Now when I look at my life, I know it isn’t always rainbows and puppy dogs. But I have never had a mob chasing after me. My life isn’t always sunshine and roses, but I have never been forcefully drug out of my home. My life isn’t always unicorns and cotton candy, but I’ve never had someone try to force me to stop believing in Jesus.


But that’s what happened to the Thessalonians. The Thessalonians weren’t worried about driving a newer car,  having nicer clothes, or getting their hands on a new computer. They were chased by mobs, drug out of their homes, and persecuted – really persecuted – because of their faith.


And that’s actually why Paul writes them this letter. Paul’s worried about them. Paul knows that he and Silas were able to escape from this persecution but the people of Thessalonica couldn’t leave. Paul was so worried that he sent his apprentice, a guy named Timothy, to go and check up on the Christians there and see how they were doing.


And the incredible, almost unbelievable, thing is: they were doing great. So Paul writes this letter to them to encourage them and give them some instructions for how they could continue to live out their faith even in difficult times.


That’s why Paul tells them to: Rejoice always. Pray continually. And give thanks to God in every situation because this is God’s will for you in Christ Jesus.


And I know that all sounds well and good. The Thessalonians had it tough – far tougher than I’ve had it – but Paul still encouraged them to give thanks in every situation. But it still doesn’t make sense. It still doesn’t make sense to be thankful in every situation.


But you know what? It didn’t make sense to the people in Thessalonica either. I mean, these people were being persecuted – mobs were rioting against them, they were being drug out of their homes and imprisoned; and seriously, who could possibly be thankful when they’re being persecuted?


But Paul doesn’t encourage them – Paul doesn’t encourage us – to be thankful in all situations because it makes sense. Paul encourages them – and Paul encourages us – to be thankful in every situation because it’s God's will for us in Christ Jesus.

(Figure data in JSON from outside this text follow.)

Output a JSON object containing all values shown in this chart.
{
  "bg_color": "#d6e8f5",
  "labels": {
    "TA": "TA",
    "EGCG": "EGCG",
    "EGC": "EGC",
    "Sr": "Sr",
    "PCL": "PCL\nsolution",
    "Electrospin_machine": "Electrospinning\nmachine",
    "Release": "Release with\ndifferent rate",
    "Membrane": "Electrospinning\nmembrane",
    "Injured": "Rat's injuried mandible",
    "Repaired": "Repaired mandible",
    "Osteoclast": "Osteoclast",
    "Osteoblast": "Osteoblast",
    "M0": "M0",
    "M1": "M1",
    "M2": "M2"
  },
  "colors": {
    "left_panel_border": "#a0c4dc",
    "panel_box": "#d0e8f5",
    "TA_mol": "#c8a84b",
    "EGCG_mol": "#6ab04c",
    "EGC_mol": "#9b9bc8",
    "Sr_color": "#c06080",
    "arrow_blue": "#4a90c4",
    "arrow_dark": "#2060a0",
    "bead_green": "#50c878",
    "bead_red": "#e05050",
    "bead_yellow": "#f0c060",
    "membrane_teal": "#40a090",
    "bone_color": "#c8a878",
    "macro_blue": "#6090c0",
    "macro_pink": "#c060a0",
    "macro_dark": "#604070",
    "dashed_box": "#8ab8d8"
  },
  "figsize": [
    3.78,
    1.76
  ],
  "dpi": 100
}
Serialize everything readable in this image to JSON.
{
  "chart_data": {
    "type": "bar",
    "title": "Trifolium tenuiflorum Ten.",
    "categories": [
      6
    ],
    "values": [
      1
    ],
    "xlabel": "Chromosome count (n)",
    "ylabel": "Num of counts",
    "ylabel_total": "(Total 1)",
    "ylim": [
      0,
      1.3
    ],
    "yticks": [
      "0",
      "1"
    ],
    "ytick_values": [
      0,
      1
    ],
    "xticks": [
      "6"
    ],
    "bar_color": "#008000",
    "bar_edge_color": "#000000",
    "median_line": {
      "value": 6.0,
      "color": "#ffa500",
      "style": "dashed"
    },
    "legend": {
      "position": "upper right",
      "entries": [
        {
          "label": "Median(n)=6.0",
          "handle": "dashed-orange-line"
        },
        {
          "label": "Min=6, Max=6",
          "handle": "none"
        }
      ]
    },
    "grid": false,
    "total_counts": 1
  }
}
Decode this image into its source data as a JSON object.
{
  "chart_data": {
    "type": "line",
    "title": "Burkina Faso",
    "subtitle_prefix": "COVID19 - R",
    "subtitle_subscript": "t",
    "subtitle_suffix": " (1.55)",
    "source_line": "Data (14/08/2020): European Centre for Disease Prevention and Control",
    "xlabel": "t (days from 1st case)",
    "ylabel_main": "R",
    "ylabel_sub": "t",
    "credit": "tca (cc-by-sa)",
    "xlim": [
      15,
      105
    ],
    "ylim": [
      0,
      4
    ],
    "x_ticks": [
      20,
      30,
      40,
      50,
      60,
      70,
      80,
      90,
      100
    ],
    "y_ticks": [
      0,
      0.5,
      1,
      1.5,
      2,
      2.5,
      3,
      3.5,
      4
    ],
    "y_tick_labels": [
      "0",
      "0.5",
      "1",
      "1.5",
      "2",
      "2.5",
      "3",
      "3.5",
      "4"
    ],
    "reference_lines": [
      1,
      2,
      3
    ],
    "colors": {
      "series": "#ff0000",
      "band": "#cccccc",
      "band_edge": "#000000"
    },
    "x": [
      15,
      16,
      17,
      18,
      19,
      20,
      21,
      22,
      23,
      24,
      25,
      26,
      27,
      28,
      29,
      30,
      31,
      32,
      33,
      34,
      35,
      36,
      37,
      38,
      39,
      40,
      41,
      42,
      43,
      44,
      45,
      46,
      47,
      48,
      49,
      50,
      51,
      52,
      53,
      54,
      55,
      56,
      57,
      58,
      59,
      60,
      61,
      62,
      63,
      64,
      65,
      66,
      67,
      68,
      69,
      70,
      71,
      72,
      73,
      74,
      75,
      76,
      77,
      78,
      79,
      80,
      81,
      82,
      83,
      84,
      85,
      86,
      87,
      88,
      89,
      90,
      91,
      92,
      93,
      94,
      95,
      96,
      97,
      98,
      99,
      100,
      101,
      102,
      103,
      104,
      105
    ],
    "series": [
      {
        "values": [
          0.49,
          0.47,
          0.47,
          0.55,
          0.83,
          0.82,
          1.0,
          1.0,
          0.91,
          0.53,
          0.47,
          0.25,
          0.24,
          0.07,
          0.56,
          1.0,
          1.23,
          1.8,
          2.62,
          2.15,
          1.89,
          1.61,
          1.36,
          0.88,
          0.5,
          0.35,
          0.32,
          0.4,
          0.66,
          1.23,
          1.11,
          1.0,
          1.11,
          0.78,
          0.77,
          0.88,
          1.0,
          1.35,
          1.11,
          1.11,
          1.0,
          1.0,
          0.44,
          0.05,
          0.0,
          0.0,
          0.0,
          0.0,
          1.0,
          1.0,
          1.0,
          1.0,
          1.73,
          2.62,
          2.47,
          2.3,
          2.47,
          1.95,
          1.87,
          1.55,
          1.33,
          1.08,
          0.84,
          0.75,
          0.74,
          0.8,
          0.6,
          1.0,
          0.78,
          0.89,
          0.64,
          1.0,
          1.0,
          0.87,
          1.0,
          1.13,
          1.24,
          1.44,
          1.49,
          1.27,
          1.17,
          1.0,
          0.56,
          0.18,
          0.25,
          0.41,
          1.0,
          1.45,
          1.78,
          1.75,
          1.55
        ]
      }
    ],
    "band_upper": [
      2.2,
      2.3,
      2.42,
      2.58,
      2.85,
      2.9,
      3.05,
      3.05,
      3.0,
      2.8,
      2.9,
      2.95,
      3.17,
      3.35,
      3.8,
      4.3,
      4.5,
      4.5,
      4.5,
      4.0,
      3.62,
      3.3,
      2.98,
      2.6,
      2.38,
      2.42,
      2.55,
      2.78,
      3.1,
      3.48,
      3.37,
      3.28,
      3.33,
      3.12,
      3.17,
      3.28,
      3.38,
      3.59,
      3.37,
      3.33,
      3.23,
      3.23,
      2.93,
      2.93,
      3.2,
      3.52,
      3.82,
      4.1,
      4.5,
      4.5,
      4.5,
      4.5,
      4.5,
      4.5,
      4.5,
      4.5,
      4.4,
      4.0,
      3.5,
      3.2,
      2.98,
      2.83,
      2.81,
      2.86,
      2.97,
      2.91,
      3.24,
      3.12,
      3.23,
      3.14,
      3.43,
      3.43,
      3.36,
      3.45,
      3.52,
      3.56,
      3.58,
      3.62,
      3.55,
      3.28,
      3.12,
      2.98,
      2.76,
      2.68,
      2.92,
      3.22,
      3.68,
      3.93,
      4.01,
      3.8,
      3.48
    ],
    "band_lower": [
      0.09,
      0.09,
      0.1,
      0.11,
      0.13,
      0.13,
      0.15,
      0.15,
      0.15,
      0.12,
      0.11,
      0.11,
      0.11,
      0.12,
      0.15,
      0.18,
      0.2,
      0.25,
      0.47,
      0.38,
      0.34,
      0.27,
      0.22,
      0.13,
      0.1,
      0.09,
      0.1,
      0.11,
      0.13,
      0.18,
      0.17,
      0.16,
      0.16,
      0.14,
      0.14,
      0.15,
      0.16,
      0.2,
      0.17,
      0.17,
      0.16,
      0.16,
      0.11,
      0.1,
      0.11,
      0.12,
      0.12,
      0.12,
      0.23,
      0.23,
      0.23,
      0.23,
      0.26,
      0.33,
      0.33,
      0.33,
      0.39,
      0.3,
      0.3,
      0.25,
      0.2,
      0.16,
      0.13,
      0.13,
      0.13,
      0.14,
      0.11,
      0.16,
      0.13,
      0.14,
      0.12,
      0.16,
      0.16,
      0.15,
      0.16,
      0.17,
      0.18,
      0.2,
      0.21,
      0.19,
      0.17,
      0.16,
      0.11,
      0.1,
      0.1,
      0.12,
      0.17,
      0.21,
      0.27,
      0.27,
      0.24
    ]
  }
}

What does that mean? Well, this is basically Paul’s way of saying, “I know that this doesn’t make sense to you…but trust me on this one. This is God’s will for you.”


So here’s the thing, I can stand up here all day and try to make sense out of this. I can stand up here all day and try to explain why we should give thanks in every situation. But it’s not going to work. And it’s not going to work because it is never going to make sense…until you actually do it.


And it’s not going to make sense because giving thanks in every situation isn’t a human thing…it’s a God thing. And we can’t understand these God things until we do what God wants us to do. But when we do, that lightbulb goes on and it makes perfect sense.


Because when we can be thankful in every situation – whether we’re succeeding or struggling – we can see that God is always with us. God is with us on the mountaintops and in the valleys. God is with us when we’re up and when we’re down. God is with us when we have everything going for us and when we have everything going against us. God is always with us.


And when we realize that God is always with us, it helps us to understand that we have everything we need…even if we don’t have everything we want. Because in life, we’re always going to want more. We’re always going to think that we can have better.


But nothing is better than realizing that God is with you. There’s no car you can drive, no clothes you can wear, no technology you can find that is better than knowing God is with you. And the only way to realize God is always with you is to rejoice always, to pray continually, and to give God thanks in every situation. Because when you do you see how God is always with you and at work in your life.


So, yes, we’re encouraging you to give thanks today. We’re encouraging you to give thanks in every situation. And we’re doing it even though it doesn’t make sense. But just take God’s word for it, try it and see for yourself how everything can change when you can give thanks in every situation.